The Ripper Street season finale felt a lot like a series finale. Reports are that the show is getting a fourth season, which raises interesting questions on the futures of Reid, Drake, Jackson, and even Long Susan. The season’s major storylines were wrapped up with lovely red bows and an exceptionally moving (though premature) obituary.

We begin with Best continuing to run unearth the proverbial bodies in Susan’s backyard. He makes an acquaintance of a journalist from America who has been doggedly pursuing Susan’s father, Swift. The men are suspicious of each other, but agree to cooperate to expose the criminals. Before that can happen, the journalist is murdered by Swift. Of course, this happens after he points the finger at Best.

Jackson continues his fingerprint analysis and learns that Susan is Reid’s shooter. He’s about to learn that’s the tip of the iceberg. He takes Best’s research (and that of the other journalist) and learns that Susan’s father is gunrunning. You can see why Susan has had no problems crossing into Whitechapel’s shadowy underbelly…she’s had a good instructor in her father.

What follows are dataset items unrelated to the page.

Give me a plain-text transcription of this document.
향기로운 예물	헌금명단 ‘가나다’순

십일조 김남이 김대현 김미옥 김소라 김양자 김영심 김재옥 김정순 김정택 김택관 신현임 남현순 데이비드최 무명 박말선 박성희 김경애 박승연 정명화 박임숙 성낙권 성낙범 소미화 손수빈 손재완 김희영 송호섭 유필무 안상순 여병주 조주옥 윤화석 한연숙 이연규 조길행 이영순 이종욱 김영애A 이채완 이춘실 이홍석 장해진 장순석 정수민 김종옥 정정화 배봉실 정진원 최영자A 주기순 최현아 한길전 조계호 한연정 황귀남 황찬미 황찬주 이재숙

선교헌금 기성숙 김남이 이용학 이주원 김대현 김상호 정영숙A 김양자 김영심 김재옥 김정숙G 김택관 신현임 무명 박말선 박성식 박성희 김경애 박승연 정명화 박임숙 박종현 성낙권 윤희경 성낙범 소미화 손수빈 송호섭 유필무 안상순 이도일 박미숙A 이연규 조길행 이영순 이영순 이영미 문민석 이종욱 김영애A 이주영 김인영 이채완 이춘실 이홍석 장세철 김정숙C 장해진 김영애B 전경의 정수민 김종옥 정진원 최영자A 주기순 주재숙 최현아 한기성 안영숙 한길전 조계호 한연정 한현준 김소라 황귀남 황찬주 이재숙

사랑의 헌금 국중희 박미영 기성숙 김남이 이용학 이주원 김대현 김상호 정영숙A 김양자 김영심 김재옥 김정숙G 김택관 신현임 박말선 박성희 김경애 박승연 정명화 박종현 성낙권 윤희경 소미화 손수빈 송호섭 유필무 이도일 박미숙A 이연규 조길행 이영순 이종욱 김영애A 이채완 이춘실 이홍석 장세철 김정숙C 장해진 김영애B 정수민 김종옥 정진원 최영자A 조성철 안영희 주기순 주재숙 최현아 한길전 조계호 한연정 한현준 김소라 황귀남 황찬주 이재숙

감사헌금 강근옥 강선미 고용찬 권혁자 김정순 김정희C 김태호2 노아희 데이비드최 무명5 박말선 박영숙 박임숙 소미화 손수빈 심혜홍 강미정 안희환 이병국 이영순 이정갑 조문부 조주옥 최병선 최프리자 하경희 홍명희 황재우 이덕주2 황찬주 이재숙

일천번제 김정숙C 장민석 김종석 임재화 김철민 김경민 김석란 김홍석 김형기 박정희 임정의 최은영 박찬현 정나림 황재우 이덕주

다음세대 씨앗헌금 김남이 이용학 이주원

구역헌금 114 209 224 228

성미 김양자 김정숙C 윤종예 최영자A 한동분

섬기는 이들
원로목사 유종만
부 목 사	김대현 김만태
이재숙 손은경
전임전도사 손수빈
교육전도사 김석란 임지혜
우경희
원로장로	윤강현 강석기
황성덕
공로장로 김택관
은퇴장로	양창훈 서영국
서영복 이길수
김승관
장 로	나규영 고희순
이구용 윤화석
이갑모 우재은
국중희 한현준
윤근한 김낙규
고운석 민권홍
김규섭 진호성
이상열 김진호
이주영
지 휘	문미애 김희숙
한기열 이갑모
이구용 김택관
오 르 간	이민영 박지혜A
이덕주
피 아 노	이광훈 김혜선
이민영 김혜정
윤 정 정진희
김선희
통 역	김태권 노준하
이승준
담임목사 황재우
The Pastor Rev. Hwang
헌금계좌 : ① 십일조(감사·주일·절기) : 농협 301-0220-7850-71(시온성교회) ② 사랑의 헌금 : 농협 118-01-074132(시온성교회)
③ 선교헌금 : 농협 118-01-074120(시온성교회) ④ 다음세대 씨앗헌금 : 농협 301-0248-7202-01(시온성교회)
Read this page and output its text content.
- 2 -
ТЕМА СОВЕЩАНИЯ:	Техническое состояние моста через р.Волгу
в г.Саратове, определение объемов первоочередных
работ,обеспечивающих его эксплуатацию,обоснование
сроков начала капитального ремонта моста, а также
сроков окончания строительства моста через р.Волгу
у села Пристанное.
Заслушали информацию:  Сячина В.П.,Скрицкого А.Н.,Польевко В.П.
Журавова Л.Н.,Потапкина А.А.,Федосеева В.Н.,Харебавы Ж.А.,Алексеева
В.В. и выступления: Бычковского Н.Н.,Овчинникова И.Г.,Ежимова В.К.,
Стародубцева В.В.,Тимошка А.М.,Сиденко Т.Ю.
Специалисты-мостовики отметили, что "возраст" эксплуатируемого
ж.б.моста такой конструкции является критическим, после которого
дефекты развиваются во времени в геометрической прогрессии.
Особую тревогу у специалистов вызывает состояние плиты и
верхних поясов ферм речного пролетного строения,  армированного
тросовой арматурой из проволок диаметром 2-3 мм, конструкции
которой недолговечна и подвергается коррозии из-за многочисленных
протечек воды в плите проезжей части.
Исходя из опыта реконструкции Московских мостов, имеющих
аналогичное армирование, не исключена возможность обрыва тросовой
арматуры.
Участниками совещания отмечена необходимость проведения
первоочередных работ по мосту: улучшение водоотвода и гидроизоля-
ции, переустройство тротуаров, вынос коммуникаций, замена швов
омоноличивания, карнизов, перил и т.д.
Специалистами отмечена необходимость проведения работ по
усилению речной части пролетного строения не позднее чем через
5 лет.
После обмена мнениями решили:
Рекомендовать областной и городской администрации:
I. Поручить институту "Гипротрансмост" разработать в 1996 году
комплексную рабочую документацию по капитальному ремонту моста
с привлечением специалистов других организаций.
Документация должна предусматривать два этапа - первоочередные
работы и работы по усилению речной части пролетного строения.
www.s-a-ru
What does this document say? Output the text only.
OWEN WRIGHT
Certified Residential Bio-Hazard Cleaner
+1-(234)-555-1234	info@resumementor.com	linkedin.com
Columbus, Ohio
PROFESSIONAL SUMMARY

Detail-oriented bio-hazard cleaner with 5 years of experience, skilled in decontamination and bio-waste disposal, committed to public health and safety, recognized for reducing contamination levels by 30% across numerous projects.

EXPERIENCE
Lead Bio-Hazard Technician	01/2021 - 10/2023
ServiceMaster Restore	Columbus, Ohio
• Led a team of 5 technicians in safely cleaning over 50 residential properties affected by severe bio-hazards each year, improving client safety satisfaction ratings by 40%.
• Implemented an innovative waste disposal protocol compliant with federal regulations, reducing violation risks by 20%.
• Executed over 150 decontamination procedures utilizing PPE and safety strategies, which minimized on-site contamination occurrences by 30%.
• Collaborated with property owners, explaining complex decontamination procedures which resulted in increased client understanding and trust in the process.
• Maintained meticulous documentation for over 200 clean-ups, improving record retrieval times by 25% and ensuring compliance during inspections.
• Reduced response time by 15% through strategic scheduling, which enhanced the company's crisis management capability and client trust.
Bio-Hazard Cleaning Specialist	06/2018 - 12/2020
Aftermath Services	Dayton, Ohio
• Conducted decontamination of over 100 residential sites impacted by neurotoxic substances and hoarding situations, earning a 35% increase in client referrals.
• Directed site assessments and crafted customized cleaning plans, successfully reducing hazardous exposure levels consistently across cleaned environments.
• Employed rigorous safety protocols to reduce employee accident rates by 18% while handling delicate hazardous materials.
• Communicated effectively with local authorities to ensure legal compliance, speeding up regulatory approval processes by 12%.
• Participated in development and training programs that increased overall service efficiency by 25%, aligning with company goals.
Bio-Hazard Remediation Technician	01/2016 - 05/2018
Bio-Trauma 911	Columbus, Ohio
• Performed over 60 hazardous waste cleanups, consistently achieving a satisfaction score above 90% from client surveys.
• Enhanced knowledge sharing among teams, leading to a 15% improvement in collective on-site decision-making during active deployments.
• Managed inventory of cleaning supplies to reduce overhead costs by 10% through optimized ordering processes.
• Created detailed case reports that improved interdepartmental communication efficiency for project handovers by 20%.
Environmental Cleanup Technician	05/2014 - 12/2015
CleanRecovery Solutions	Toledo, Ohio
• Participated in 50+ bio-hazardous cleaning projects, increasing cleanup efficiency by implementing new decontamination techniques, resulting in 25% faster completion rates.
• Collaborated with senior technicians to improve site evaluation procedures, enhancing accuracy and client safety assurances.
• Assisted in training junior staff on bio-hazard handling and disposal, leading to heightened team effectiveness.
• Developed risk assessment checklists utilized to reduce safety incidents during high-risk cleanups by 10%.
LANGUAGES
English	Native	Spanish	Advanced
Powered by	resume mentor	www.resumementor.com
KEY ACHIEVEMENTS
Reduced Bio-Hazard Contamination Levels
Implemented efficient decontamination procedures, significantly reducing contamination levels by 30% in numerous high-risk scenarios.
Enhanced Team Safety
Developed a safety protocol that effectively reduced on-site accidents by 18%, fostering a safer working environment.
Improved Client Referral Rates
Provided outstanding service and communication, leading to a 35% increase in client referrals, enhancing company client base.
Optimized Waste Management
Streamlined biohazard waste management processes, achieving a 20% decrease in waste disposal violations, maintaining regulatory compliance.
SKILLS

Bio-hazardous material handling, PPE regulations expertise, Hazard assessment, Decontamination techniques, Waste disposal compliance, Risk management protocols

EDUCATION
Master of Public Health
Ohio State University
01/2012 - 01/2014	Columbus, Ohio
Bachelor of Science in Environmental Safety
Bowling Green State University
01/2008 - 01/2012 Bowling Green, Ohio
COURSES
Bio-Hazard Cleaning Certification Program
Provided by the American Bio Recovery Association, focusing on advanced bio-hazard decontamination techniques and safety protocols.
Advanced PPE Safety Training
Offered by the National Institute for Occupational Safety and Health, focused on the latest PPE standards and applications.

The two are distinguishable, however, by what passes for Susan’s conscience. Even though she has committed heinous deeds, she still believes she has done them for the greater good.

Things unravel for Swift, but not until he’s murdered Best. It was a wonderful death scene for a character that has been with the show since the beginning. Even in the face of his torturer, Best does not waver. He protects Jackson and is brutally murdered. It was a lovely moment when Reid, Drake, and Jackson looked at Best’s dead body and seemed genuinely sad. Best started the series as a bit of a thorn in Reid’s side, and became something else in the end.

From here, the dominoes fall. Drake uncovers the truth about Long Susan. Jackson learns he’s to be a father. They uncover the gun plot. They dispatch Swift. Drake marries Rose. Reid retires to the sea. Jackson and Susan share a future that may or may not involve her going to the gallows. It’s all very satisfying.

Within the episode, there were several scenes that were remarkably well done. It was absolutely heartbreaking when Mimi discovers that Jackson is running around trying to protect Susan. Her subtle tears show that she truly cares for him. I loved her comment that he has sacrificed a future to live in the past. It feels like Jackson could not have done anything except go back to Susan, especially once he found out she was pregnant. But in doing so, he’s guaranteeing himself a life of misery.

The scene at the end with Reid running along the beach, very much alive despite the beautiful words of the obituary, is also touching. But the best scene is the exchange between Reid and Susan. We see why he is able to accept what she did to him. I wouldn’t say he forgives her, because that’s not the nature of the conversation really. Reid explains that things seem to be guided by other forces. In seeking to rob her father, Susan sets off a chain of catastrophic events, which have the unintended consequence of reuniting Reid with his daughter. This conversation could fit neatly within any piece of literature of that time period. I found this an incredibly effective way to explain how Reid could work with Susan to bring down Swift.

I do hope that Matthew Macfadyen returns for the fourth season. I can’t imagine the show without him. It is, though, hard to envision where they will go next. Theories?